The silent retry trap: Lambda has a built-in async retry policy (2 retries with exponential backoff). Step Functions also has its own Retry block. If both are active on the same function, a transient failure can trigger up to 6 total invocations before landing in the DLQ — and your metrics show 6x the expected invocation count. For Step Functions-orchestrated Lambdas, set the Lambda function's EventInvokeConfig to zero retries (MaximumRetryAttempts: 0) and let the state machine own all retry logic.

Putting It All Together

Deploy the pipeline end-to-end with a single Terraform apply, then smoke-test with a real upload:

# 1. Apply infrastructure
cd infra/
terraform init -backend-config="bucket=my-tf-state" -backend-config="key=img-pipeline/prod.tfstate"
terraform plan -var="env=prod" -var="pagerduty_sns_arn=arn:aws:sns:..."
terraform apply -auto-approve -var="env=prod" -var="pagerduty_sns_arn=arn:aws:sns:..."

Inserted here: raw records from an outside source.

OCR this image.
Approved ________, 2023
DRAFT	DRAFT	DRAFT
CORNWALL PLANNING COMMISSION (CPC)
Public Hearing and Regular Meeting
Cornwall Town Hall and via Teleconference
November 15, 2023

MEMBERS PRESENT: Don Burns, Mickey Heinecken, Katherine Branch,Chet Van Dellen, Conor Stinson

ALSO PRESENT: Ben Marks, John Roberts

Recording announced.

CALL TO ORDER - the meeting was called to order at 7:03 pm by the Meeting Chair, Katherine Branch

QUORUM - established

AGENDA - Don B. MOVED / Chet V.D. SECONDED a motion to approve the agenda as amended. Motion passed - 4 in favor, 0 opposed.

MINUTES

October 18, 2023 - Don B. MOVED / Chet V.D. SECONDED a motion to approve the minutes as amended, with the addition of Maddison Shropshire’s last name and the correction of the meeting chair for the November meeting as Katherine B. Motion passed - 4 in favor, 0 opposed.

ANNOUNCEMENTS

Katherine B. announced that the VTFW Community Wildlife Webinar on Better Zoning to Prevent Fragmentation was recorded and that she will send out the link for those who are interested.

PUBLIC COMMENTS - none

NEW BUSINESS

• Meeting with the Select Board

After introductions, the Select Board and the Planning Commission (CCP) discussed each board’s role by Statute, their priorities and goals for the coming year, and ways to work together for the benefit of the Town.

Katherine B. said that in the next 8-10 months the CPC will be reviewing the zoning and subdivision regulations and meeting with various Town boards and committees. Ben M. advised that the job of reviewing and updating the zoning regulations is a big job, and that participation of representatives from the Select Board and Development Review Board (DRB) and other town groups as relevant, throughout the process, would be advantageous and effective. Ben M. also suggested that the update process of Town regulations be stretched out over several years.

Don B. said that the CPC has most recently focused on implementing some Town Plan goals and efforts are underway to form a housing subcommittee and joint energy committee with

# 2. Upload a test image and watch the pipeline execute
aws s3 cp ./test-image.jpg s3://img-pipeline-prod-ingest/uploads/test-image.jpg

# 3. Poll the state machine for the execution (pipe started it immediately)
aws stepfunctions list-executions \
  --state-machine-arn arn:aws:states:us-east-1:123456789012:stateMachine:img-pipeline-prod-state-machine \
  --status-filter RUNNING \
  --query 'executions[0].executionArn' --output text \
  | xargs aws stepfunctions describe-execution --execution-arn

# 4. Confirm DynamoDB record was written
aws dynamodb get-item \
  --table-name img-pipeline-prod-assets \
  --key '{"fileKey": {"S": "uploads/test-image.jpg"}}' \
  | jq '.Item'

# 5. Confirm no DLQ messages
aws sqs get-queue-attributes \
  --queue-url https://sqs.us-east-1.amazonaws.com/123456789012/img-pipeline-prod-transform-dlq \
  --attribute-names ApproximateNumberOfMessagesVisible \
  | jq '.Attributes.ApproximateNumberOfMessagesVisible'
# Expected: "0"

This pipeline pattern — S3 trigger, EventBridge Pipes filtering, Express Workflow orchestration, parallel Lambda transforms, direct SDK integrations for DynamoDB writes, SNS fan-out for downstream coupling, DLQs at every failure boundary, X-Ray traces connecting all dots, Terraform managing all of it — is the production-grade skeleton used in enterprise image, video, and document pipelines across the industry. Adapt the transform Lambdas for your domain; the operational skeleton remains identical.